We were supposed to be out on the ocean watching for the spouts of whales as they headed south from Alaska. Instead, workmen from across the road came rapping on Susie's door to say there was water bubbling out of the ground at the front wall of her house.


We went out to look. Right enough, water was forcing itself up through the flowerbed and gushing chocolate brown across the pavement and along the gutter. A leak in the water main. Susie rushed off to phone the City, whose responsibility it would be to fix it.

I stood in the street watching. And right before my eyes, the ground began to tremble. The earth heaved and puffed and blew. A shrub got pulled up by the roots, before suddenly a powerful jet of water simply exploded out of the ground.

Thar she blows!

It was not the kind of spout we had been anticipating. But the force of it was incredible, exiting the ground at an angle, slamming against the wall of the house, ripping at the gutter, before deflecting twenty feet above the roof, a rainbow forming in sunshine through fine spray.

By now, everyone was out in the street. Neighbours, workmen, passers-by. It was an extraordinary spectacle, and a huge hole had formed in the ground. It took the waterworkers from the City more than half-an-hour to get there. All the while we were praying that the gutter would hold. Because if it gave way, the force of the water would rip up the roof and the damage would be unthinkable.

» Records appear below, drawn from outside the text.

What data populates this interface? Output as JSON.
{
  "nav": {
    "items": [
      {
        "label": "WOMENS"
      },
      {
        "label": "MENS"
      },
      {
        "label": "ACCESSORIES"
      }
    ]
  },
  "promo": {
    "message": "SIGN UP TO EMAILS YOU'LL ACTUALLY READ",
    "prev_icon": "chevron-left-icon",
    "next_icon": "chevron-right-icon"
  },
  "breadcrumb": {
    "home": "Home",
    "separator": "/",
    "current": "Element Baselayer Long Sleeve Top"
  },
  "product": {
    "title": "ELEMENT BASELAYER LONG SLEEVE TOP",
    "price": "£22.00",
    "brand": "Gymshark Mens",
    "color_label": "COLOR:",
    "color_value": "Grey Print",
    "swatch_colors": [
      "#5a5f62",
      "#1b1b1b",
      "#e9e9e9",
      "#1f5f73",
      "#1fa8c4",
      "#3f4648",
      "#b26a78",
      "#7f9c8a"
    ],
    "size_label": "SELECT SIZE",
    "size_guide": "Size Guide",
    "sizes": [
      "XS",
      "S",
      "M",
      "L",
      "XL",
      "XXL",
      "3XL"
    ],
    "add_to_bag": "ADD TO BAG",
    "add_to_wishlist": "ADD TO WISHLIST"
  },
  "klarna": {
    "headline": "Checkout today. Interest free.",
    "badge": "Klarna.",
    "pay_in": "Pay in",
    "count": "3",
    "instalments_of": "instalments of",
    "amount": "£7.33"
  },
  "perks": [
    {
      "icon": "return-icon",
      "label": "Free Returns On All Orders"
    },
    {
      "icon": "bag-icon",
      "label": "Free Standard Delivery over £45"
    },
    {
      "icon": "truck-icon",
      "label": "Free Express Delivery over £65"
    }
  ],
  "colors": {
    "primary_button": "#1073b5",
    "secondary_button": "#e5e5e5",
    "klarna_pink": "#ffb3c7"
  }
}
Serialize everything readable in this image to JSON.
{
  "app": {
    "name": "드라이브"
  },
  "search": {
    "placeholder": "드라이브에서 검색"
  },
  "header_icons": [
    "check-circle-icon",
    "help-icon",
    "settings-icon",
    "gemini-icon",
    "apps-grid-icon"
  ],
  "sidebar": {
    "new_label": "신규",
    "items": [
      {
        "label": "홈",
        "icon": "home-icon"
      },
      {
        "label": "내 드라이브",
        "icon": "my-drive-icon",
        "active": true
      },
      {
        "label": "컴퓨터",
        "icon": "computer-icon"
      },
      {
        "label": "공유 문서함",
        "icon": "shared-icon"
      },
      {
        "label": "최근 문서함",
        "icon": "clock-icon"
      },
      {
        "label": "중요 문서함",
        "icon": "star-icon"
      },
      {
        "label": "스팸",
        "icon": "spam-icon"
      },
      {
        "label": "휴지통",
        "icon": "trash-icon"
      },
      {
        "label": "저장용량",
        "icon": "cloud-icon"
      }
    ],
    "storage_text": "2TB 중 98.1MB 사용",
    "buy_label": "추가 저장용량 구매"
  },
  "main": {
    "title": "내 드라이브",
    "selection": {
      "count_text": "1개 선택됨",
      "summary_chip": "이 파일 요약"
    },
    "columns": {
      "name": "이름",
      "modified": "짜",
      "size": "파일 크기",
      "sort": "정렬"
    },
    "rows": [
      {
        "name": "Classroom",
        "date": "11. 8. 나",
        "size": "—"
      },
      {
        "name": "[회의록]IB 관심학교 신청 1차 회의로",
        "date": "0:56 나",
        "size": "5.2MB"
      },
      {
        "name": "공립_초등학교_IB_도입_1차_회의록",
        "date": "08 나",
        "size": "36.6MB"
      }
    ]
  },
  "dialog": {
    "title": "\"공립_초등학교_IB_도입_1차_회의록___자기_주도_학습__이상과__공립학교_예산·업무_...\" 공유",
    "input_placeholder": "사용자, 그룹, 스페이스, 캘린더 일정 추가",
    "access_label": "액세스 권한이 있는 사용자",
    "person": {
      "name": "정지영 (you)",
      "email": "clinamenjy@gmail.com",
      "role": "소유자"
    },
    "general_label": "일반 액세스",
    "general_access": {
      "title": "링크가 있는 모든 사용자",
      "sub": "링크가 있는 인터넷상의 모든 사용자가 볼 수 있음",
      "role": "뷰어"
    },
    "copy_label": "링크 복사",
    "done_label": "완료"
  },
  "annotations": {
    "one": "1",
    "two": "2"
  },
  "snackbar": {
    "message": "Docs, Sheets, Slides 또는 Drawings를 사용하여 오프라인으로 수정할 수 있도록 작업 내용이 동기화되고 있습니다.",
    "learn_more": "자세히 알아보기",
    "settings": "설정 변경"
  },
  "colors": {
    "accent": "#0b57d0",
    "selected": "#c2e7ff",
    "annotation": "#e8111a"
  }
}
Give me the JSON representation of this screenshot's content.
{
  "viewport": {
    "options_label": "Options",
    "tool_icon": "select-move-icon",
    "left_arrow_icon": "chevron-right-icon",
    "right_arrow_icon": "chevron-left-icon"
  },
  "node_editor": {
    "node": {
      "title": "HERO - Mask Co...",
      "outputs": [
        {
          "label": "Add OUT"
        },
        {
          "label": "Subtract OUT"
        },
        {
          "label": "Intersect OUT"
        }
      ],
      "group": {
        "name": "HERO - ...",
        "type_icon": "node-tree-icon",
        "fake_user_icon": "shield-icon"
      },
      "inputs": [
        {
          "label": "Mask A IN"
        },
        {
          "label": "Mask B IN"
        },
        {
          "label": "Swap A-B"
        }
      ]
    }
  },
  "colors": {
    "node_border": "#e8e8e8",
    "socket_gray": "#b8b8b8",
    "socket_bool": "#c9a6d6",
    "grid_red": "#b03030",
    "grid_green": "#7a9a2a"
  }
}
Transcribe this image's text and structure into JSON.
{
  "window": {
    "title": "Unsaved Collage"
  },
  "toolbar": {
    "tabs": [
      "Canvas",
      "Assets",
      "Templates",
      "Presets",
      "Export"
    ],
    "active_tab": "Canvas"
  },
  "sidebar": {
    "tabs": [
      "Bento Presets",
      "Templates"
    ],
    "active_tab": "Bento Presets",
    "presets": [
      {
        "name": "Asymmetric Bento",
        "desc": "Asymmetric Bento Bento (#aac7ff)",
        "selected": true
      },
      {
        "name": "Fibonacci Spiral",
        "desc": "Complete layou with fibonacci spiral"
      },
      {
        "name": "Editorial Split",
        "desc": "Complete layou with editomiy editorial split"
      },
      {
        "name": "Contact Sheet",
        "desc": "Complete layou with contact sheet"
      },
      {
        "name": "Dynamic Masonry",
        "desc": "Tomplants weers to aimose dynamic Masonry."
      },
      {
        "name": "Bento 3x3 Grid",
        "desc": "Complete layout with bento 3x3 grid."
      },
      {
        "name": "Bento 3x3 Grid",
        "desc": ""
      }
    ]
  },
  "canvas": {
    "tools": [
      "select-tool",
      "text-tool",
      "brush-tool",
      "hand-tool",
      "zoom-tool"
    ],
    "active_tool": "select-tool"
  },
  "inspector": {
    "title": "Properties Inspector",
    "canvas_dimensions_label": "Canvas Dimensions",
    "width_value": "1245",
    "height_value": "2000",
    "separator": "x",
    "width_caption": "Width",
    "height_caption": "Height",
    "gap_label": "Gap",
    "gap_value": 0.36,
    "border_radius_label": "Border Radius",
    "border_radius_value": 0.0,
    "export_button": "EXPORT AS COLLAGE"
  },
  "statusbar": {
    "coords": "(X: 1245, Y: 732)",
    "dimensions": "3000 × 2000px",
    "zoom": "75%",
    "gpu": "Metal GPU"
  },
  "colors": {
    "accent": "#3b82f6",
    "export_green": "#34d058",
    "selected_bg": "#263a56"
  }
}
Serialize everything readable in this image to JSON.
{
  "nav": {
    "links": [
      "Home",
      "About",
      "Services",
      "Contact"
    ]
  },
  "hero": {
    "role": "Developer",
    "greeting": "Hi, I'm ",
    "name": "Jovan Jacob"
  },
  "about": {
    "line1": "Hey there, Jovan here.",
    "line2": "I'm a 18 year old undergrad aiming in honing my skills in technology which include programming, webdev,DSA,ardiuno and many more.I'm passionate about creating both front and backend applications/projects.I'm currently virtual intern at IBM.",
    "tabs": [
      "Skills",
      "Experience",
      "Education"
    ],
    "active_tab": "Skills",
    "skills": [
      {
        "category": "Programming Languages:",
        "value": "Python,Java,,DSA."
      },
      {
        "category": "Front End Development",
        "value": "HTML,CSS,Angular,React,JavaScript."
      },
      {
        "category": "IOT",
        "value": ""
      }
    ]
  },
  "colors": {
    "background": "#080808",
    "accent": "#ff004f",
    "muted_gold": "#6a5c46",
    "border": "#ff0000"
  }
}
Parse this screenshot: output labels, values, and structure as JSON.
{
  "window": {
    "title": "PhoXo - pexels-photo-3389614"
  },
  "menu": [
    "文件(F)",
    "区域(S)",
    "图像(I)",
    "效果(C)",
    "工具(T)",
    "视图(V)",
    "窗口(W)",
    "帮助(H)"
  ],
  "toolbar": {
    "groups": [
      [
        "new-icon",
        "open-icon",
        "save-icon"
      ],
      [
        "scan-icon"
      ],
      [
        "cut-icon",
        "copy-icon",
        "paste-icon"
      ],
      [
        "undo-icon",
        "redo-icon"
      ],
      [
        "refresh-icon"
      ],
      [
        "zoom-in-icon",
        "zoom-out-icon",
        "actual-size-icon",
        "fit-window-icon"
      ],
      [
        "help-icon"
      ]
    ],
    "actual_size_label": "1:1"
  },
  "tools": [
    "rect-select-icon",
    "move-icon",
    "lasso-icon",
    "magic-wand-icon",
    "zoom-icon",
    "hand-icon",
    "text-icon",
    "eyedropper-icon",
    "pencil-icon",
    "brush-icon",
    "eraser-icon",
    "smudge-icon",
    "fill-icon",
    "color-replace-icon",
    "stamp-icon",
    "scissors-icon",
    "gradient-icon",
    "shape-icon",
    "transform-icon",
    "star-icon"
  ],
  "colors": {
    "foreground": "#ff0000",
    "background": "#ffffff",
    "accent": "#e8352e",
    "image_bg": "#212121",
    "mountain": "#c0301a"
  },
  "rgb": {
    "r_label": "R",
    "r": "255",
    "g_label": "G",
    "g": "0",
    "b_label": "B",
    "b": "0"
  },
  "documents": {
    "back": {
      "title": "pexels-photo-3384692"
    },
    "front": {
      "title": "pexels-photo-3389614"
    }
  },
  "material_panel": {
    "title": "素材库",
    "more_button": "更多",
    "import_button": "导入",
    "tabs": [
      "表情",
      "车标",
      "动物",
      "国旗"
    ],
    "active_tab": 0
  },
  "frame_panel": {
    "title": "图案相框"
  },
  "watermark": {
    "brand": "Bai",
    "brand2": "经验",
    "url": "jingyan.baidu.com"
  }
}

When finally the City workers arrived they gawped open-mouthed, and then spent the next half-hour trying to find the valve to turn off the water. They were up the street, down the street, round the corner, before finally finding the right one, buried under crap in a building site next door.

We left them to it, and belatedly met up with Pam and Mick who were taking us out whale-spotting on their boat. As we cruised gently out of the harbour towards the ocean, we finally began to relax after the morning's excitement.

Sadly, Susie's geyser was the only one we saw that morning. No whales to be seen. We did, however, spot an enormous elephant seal, and a handful of dolphins who played around our wake for a while, before we returned for a gentle tour of the harbour, drifting past the homes of millionaires while chomping on avocado sandwiches.

By the time we got home, the repair was finished, and the water guys had replaced all the earth that had been washed away. They had cleaned up the road and the pavement, and you'd never have known that anything untoward had happened.


The "Mushroom House", on the market for a cool 75 million dollars...

2 comments:

Anonymous said...

décidément, on ne s'ennuie jamais chez Susie! Il faut toujours qu'elle se fasse remarquer d'une façon ou d'une autre...
nous voyons que Peter travaille intensément...
profitez de la mer, du beau temps
embrassez Susie pour nous
grows bees
A&G

Anonymous said...

Better lay off those refried bean margaritas or you'll be getting a bill from the city water department!